Employers have become smarter and now seek continuity and reliability, They need someone who will turn up to work on a Monday morning even if it’s been a hectic weekend. What they don’t want is someone phoning in and saying he’s suffering from the Bubonic Plague and can’t come in.

I know of a manager who employed many women but found that younger women did not last long. They’d have quarrels with their boyfriends and be unable to face the world. Or they’d decide to travel somewhere on the spur of the moment without giving a thought to what would happen at work during their absence.

And you could bet that on a Monday morning the phone was busy taking calls explaining why Kylie or Shany could not come to work that day.

The manager had hoped that if the women started the job at a young age they would develop with training and would repay that investment with loyal service to the company. This happened occasionally but not often enough to make it worthwhile.

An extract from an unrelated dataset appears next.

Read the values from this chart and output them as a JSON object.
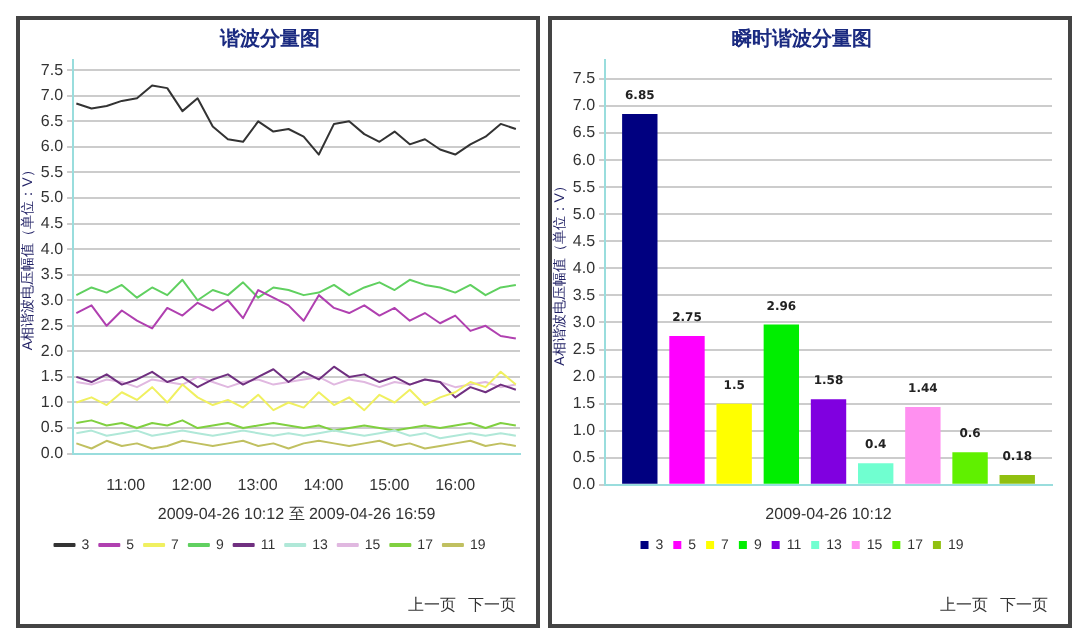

Finally, the manager decided that he was fed up with the younger women’s unreliability and began to change the demographic in the office. He found that older employees were more loyal and business benefited from their genuine interest in their work.

Furthermore, what should have been an advantage to young women became a tangible disadvantage when the system of equal pay for equal work came into effect. Why should an employer take on a young person at the same rate of pay as an older experienced one who will increase business?

On top of that disadvantage, employers had to cater to pregnant women and even offer maternity leave. One couldn’t ask a woman if she intended to have children. That question was illegal, therefore it was much simpler to choose the older woman who already had a grown-up family or one who was beyond her reproductive years.

Large institutions can afford to support absent staff on maternity leave but smaller ones can’t have 25% of their staff away and yet have to keep open their jobs. It’s not economically viable.

Isn’t it ironic how a law that was meant to give women more opportunities at work has actually worked against them. These are unintended consequences of poor planning by well-meaning but naive legislators.

You are not going to hear the truth from employers in any public forum for fear of being accused of sexism. There are many unspoken advantages in choosing older employees and the one about experience is just “a convenient truth”, in my opinion.